The sticking points that I wanted to overcome were

  • Missing metadata. I want the proper title and author to appear on my Kindle.
  • Missing document! Sometimes when I use the Send To Kindle tools it chooses an arbitrary subsection of the document and cuts off the rest, so I get the first half or the second half instead of it all.
  • Cleanliness. Some parts of a document can be done away with and I don’t really care. When I’m reading on the train I don’t need a big list of references to journal articles I’ll never be able to find. It would be nice to just cut this stuff out.

Using a recent article published by Oleg Kiselyov as a test specimen, I tried a few approaches. The first thing to do was cleanup:

$ wget http://okmij.org/ftp/ML/generalization.html
$ pandoc generalization.html -o original.markdown

In Markdown format the document has lost none of the content but it’s much easier to read and edit, and so clean. You can remove the bits you don’t want (like navigation bars). Next you should add a title block at the very top:

% Efficient and Insightful Generalization
% Oleg Kiselyov
% February 2013

At this stage I tried producing an HTML document but the metadata (embedded as meta and title tags) were being ignored in the conversion process.
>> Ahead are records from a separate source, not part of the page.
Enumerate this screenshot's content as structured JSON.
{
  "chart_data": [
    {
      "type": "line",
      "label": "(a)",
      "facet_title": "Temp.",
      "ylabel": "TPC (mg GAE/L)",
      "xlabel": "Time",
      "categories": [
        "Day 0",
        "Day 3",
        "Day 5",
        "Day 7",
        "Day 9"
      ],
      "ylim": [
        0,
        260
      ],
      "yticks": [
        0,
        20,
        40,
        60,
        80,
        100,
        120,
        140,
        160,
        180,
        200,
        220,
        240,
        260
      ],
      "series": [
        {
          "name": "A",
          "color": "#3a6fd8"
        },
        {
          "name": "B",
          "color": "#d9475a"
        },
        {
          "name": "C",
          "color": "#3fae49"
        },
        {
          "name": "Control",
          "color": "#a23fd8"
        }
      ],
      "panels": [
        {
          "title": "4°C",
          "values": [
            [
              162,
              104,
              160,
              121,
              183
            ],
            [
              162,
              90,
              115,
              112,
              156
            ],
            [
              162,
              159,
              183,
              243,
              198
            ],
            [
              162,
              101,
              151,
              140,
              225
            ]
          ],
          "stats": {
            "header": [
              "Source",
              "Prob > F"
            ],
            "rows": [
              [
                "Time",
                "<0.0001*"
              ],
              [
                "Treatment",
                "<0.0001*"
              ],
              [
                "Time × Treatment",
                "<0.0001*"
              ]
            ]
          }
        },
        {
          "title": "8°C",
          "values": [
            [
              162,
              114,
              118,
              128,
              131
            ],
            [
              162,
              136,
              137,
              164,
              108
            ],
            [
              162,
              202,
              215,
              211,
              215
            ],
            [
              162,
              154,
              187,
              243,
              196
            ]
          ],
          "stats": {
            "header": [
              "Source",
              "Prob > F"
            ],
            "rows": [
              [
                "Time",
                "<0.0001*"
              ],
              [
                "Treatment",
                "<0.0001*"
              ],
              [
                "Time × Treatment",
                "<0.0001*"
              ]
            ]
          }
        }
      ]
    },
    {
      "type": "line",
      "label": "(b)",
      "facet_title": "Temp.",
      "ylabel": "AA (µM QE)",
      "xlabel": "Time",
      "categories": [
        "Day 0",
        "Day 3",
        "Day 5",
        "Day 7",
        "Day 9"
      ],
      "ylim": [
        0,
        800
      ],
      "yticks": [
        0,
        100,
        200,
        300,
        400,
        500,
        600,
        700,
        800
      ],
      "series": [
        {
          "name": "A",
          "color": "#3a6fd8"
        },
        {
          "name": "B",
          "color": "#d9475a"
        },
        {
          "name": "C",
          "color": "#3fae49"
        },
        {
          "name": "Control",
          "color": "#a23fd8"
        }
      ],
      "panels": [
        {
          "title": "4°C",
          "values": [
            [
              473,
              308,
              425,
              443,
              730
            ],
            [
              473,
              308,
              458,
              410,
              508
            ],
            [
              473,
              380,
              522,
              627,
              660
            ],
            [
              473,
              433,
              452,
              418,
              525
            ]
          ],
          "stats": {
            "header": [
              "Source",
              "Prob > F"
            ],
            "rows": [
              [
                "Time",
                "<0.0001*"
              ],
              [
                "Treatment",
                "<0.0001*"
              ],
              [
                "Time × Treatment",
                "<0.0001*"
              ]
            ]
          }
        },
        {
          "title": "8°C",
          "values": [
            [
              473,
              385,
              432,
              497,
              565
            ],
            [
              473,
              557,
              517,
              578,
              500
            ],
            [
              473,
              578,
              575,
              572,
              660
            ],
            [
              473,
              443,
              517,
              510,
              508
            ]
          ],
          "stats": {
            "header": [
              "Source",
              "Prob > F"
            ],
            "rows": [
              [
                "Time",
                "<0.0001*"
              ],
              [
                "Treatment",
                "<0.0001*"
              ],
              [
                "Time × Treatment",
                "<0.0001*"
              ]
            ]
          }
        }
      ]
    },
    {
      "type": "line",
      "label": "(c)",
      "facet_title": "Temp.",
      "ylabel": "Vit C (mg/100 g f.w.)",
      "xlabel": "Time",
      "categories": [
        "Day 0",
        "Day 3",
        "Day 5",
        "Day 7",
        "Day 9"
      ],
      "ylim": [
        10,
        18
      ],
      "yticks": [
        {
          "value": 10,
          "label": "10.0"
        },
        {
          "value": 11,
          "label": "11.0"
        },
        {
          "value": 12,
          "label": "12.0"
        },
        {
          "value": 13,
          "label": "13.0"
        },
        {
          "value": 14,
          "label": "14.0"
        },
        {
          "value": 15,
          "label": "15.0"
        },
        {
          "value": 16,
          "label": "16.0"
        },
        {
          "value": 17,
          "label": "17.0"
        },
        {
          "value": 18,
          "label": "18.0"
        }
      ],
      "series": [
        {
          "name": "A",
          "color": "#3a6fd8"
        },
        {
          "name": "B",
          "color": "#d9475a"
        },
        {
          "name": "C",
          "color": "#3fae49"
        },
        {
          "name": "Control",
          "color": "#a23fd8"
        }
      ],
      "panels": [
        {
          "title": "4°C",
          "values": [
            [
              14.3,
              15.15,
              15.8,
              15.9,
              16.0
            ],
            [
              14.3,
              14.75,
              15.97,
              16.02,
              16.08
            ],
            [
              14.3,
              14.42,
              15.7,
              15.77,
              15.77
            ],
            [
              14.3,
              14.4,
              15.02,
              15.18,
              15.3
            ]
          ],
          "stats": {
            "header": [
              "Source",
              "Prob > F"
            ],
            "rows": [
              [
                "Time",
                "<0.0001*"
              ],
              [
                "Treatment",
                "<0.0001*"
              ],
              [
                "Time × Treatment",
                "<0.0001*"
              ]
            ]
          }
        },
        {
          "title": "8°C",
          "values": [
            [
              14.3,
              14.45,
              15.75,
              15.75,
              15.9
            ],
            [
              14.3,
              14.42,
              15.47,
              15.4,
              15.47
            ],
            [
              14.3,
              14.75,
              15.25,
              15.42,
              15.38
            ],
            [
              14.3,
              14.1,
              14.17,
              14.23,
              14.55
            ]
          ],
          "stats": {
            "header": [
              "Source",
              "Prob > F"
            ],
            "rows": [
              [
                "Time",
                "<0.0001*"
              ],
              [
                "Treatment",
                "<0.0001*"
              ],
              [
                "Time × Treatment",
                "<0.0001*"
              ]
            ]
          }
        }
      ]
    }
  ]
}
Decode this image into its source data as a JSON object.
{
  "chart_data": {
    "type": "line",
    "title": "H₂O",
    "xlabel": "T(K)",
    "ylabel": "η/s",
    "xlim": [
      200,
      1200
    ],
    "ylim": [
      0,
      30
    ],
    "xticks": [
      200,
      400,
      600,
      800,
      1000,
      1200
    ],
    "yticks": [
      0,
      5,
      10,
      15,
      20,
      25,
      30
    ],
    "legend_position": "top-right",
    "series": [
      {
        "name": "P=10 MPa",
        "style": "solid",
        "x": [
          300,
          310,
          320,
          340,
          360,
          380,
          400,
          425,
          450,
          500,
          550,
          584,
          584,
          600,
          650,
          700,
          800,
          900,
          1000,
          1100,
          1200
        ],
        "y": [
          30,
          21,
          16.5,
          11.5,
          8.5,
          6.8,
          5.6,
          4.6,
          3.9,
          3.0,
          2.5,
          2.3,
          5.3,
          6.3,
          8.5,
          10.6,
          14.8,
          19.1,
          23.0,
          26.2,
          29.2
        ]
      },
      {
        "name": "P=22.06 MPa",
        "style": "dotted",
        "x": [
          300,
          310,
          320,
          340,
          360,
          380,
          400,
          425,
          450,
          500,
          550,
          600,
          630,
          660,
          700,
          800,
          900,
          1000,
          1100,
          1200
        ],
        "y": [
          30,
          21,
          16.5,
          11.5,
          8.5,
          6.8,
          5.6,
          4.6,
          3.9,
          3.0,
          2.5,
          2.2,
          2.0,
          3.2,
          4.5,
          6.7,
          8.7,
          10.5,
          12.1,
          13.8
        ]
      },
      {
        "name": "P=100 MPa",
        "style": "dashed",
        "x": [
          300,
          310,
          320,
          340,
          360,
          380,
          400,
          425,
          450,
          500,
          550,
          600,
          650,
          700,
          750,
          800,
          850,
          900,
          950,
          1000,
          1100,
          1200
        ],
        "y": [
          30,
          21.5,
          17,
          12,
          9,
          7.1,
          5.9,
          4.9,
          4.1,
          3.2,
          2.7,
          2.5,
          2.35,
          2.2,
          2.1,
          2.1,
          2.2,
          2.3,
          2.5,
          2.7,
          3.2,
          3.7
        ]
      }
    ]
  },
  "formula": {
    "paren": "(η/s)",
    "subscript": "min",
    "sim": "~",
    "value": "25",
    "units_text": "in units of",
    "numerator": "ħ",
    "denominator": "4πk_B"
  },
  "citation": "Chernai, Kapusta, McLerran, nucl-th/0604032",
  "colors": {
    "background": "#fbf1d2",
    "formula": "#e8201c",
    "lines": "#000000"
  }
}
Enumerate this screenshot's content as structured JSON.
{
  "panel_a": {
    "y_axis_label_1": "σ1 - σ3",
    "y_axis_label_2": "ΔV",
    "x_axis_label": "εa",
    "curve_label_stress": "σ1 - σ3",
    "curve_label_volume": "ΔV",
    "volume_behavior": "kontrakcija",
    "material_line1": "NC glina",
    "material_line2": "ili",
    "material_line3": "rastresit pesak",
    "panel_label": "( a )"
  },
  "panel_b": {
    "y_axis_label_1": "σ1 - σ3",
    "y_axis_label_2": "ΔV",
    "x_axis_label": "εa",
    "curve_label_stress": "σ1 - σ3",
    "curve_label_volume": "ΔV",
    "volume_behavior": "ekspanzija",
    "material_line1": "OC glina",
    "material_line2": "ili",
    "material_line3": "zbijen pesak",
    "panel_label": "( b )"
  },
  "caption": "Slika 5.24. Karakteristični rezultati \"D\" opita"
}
Next I tried EPub format in the hope it would be more faithfully converted:

$ pandoc -S original.markdown -o final.epub

But despite what I had read on some website somewhere, Amazon won’t do EPub conversion for you. :-(

Next attempt, using Calibre, a graphical ebook manager that comes with a suite of command line support tools. The tool ebook-convert is as straightforward to use as PanDoc — it guesses everything you would need to tell it from the filename:

$ ebook-convert final.epub final.mobi

This time the result was perfect, with title and author as I’d defined them, and even a “book cover” for free. This tool can also read other formats; it will be interesting to see what I can get with a combination of PanDoc and Ebook Convert when formatting PDFs for the Kindle. Watch this space.